Eleven plus children will have their up and downs – just like the rest of us. Robert Service, in `The Rhymes of a Red Cross Man’, dedicated the book to his brother Lieutenant Albert Service, of the Canadian Infantry, who was killed in action in France in 1916. One poem was called `Carry On’.
It’s easy to fight when everything’s right,
And you’re mad with thrill and the glory;
It’s easy to cheer when victory’s near,
And wallow in fields that are gory.
It’s a different song when everything’s wrong,
When you’re feeling infernally mortal;
When it’s ten against one, and hope there is none,
Buck up, little soldier, and chortle:
Carry on! Carry on!
Looking at some eleven plus questions, a vague thought may flicker though a mother’s mind - `Are we trying to fit round peg into a square hole?’ Carry on! Your eleven plus child may be able to help you with a partial solution. If we carry the thought a little further – which fits better a round peg in a square hole or a square peg in a round hole?

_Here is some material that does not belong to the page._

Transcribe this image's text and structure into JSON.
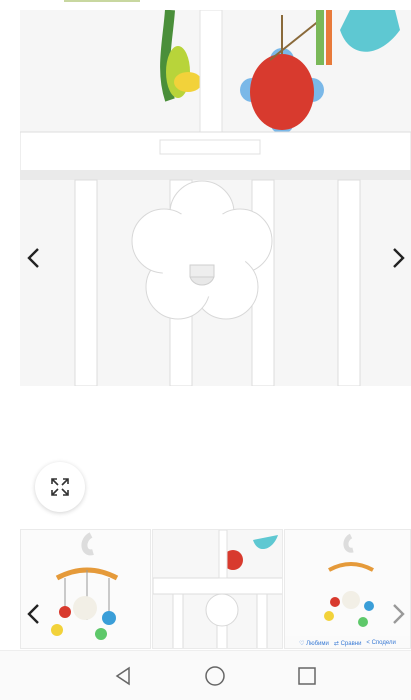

Your eleven plus child may be able to help you to remember the work you did at school on ratios. Your mathematics teacher would have instructed you on the question. You are looking at the working out which is larger – the ratio of the area of a circle to its circumscribed square or the ratio of a square to its circumscribed circle?
You could ask your child to see if the following statement is true. It all revolves round the number 9. If the number is less than 9 a round peg fits better into a square hole.
When the tedium and the frustration of eleven plus questions creep up on the family, then some may care to consider the number 9. Some parents alternatively, may contemplate reading the verse from Robert Service to their candidate – and discussing the issues. This may help to put it all into perspective.